Let's put those two dynamics to the test. When we traded for Marko Jaric, the immediate feeling on many fans part was one of relief, since we were getting rid of Sam Cassell, who along with Latrell Sprewell was viewed as destructive forces on the roster the previous year, and prevented them from getting back into the playoffs. However, when folks started taking a look at the fine print of the deal, we found that we also gave up a first round draft choice for Jaric, AND locked him up for six years.  Those stipulations of the deal to this day makes it harder and costlier for the Wolves to make adjustments to move him, but just as important, created the expectation that this guy must be pretty special to give up that much, lock him away for that many years, and replace a player who was a superb fourth quarter finisher. 
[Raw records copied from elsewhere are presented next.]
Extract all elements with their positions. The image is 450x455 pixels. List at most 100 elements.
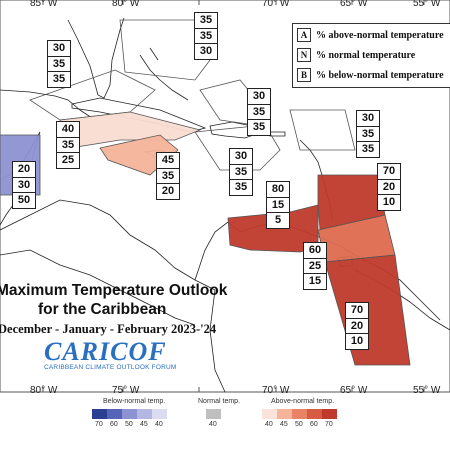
map-season: December - January - February 2023-'24 xyxy=(0,322,217,336)
prob-box-hispaniola: 30 35 35 xyxy=(229,148,253,196)
below-tick: 45 xyxy=(140,421,148,428)
prob-normal: 35 xyxy=(357,127,379,142)
lon-label-top: 55° W xyxy=(413,0,441,9)
prob-box-yucatan: 20 30 50 xyxy=(12,161,36,209)
prob-above: 70 xyxy=(346,303,368,319)
graticule-ticks xyxy=(42,0,425,392)
prob-normal: 35 xyxy=(230,165,252,180)
above-swatch xyxy=(277,409,292,419)
above-swatch xyxy=(322,409,337,419)
central-america-coast xyxy=(0,199,216,291)
zone-bermuda-area xyxy=(289,109,356,151)
prob-normal: 20 xyxy=(346,319,368,334)
prob-normal: 30 xyxy=(13,178,35,193)
below-scale-title: Below-normal temp. xyxy=(103,398,166,405)
prob-normal: 35 xyxy=(195,29,217,44)
zone-bahamas-north xyxy=(119,19,211,81)
legend-text-normal: % normal temperature xyxy=(316,50,416,61)
map-title-line2: for the Caribbean xyxy=(38,301,167,318)
above-tick: 70 xyxy=(325,421,333,428)
prob-box-trinidad: 60 25 15 xyxy=(303,242,327,290)
color-scale-legend: Below-normal temp. Normal temp. Above-no… xyxy=(0,398,450,450)
logo-wordmark: CARICOF xyxy=(44,337,167,366)
prob-box-florida-bahamas: 30 35 35 xyxy=(47,40,71,88)
prob-normal: 15 xyxy=(267,198,289,213)
prob-above: 30 xyxy=(357,111,379,127)
normal-scale-title: Normal temp. xyxy=(198,398,241,405)
above-scale-title: Above-normal temp. xyxy=(271,398,335,405)
prob-box-bermuda-area: 30 35 35 xyxy=(356,110,380,158)
above-swatch xyxy=(292,409,307,419)
lon-label-bottom: 55° W xyxy=(413,385,441,396)
lon-label-bottom: 75° W xyxy=(112,385,140,396)
prob-normal: 35 xyxy=(248,105,270,120)
prob-normal: 20 xyxy=(378,180,400,195)
prob-above: 70 xyxy=(378,164,400,180)
lon-label-top: 65° W xyxy=(340,0,368,9)
prob-box-turks-caicos: 30 35 35 xyxy=(247,88,271,136)
forecast-zones xyxy=(0,19,411,366)
prob-below: 50 xyxy=(17,194,31,206)
prob-above: 30 xyxy=(48,41,70,57)
prob-box-abc-islands: 80 15 5 xyxy=(266,181,290,229)
legend-row-above: A % above-normal temperature xyxy=(297,28,444,42)
below-tick: 60 xyxy=(110,421,118,428)
prob-below: 35 xyxy=(361,143,375,155)
below-tick: 40 xyxy=(155,421,163,428)
above-tick: 60 xyxy=(310,421,318,428)
above-swatch xyxy=(307,409,322,419)
probability-key-legend: A % above-normal temperature N % normal te… xyxy=(292,23,450,88)
prob-normal: 35 xyxy=(48,57,70,72)
lon-label-top: 85° W xyxy=(30,0,58,9)
prob-below: 30 xyxy=(199,45,213,57)
prob-below: 10 xyxy=(382,196,396,208)
above-tick: 50 xyxy=(295,421,303,428)
lon-label-top: 70° W xyxy=(262,0,290,9)
above-tick: 40 xyxy=(265,421,273,428)
lon-label-bottom: 80° W xyxy=(30,385,58,396)
below-swatch xyxy=(152,409,167,419)
below-swatch xyxy=(107,409,122,419)
central-america-pacific xyxy=(0,249,196,326)
prob-below: 10 xyxy=(350,335,364,347)
legend-row-normal: N % normal temperature xyxy=(297,48,415,62)
prob-above: 30 xyxy=(230,149,252,165)
lon-label-top: 80° W xyxy=(112,0,140,9)
prob-below: 20 xyxy=(161,185,175,197)
prob-below: 35 xyxy=(252,121,266,133)
normal-tick: 40 xyxy=(209,421,217,428)
prob-above: 80 xyxy=(267,182,289,198)
bahamas xyxy=(139,47,189,101)
prob-below: 35 xyxy=(234,181,248,193)
prob-box-jamaica-cayman: 45 35 20 xyxy=(156,152,180,200)
map-title: Maximum Temperature Outlook xyxy=(0,282,228,299)
prob-below: 35 xyxy=(52,73,66,85)
below-swatch xyxy=(92,409,107,419)
prob-above: 45 xyxy=(157,153,179,169)
prob-normal: 35 xyxy=(157,169,179,184)
below-tick: 70 xyxy=(95,421,103,428)
zone-florida-bahamas xyxy=(29,69,156,121)
legend-key-a: A xyxy=(297,28,311,42)
prob-above: 20 xyxy=(13,162,35,178)
south-america-interior xyxy=(209,289,226,393)
legend-row-below: B % below-normal temperature xyxy=(297,68,444,82)
prob-box-bahamas-north: 35 35 30 xyxy=(194,12,218,60)
legend-text-above: % above-normal temperature xyxy=(316,30,444,41)
prob-above: 40 xyxy=(57,122,79,138)
prob-box-lesser-antilles: 70 20 10 xyxy=(377,163,401,211)
caricof-logo: CARICOF CARIBBEAN CLIMATE OUTLOOK FORUM xyxy=(44,337,176,371)
below-tick: 50 xyxy=(125,421,133,428)
prob-normal: 25 xyxy=(304,259,326,274)
below-swatch xyxy=(122,409,137,419)
legend-key-b: B xyxy=(297,68,311,82)
prob-above: 35 xyxy=(195,13,217,29)
prob-normal: 35 xyxy=(57,138,79,153)
normal-swatch xyxy=(206,409,221,419)
prob-below: 5 xyxy=(274,214,282,226)
lon-label-bottom: 65° W xyxy=(340,385,368,396)
prob-below: 25 xyxy=(61,154,75,166)
prob-box-guianas: 70 20 10 xyxy=(345,302,369,350)
prob-above: 60 xyxy=(304,243,326,259)
above-swatch xyxy=(262,409,277,419)
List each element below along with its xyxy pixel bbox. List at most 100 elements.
This move was made after the hiring of Dwayne Casey, where McHale stated in the press conference that all we needed on this club were a couple of "tweaks" to stay in the championship hunt. As we've seen, Marko has been a decent all-around player for the Wolves. However, given the circumstances and the expectations that were created around his acquisition, that move has been regarded as a rather abysmal failure.

Another example is the first Boston trade. We immediately heard from McHale that Marcus Banks was the key to the deal. We also heard unsparingly from Jim Petersen throughout that season and the next how Mark Blount was a superior center. The result? Banks was gone that off-season, and no players from the trade remain on the roster.  The trade was so bad however, that it took a number of moves--including the trade of one Kevin Garnett--to try and get back to a position of relative stability. People--including myself--love the fact we got rid of Ricky Davis and Blount to Miami, but we're still on the hook for Antoine Walker, a player we didn't want and don't need. To put it in Dickens' language, we are suffering the thorns from a memorable move made one day over two years ago.

Where are we now? What expectations have been created in the last few days?

1.  Glen Taylor says that we're not in the market for free agency this off-season.

2.  A couple of folks currently on the club won't probably get resigned.

3. They will make an effort however to resign Gomes.

Not terribly surprising for off-season chatter, but here's the kicker:

4. Our man McHale again says we should be a .500 team next year. 

Can we see the problem, and a pattern here? How exactly are the Wolves going to improve by 20 games next year? Significant internal improvement, a killer draft choice, or possibly--but not likely--a trade. That's it. Whatever progress does happen, it will now be judged against the expectation of a 20 win improvement, nothing less. Talking about shooting yourself in the foot.

And the Wolves wonder why fans are so negative in this market, or why a lot of us think McHale is woefully incompetent? Work with us here...we're not all idiots.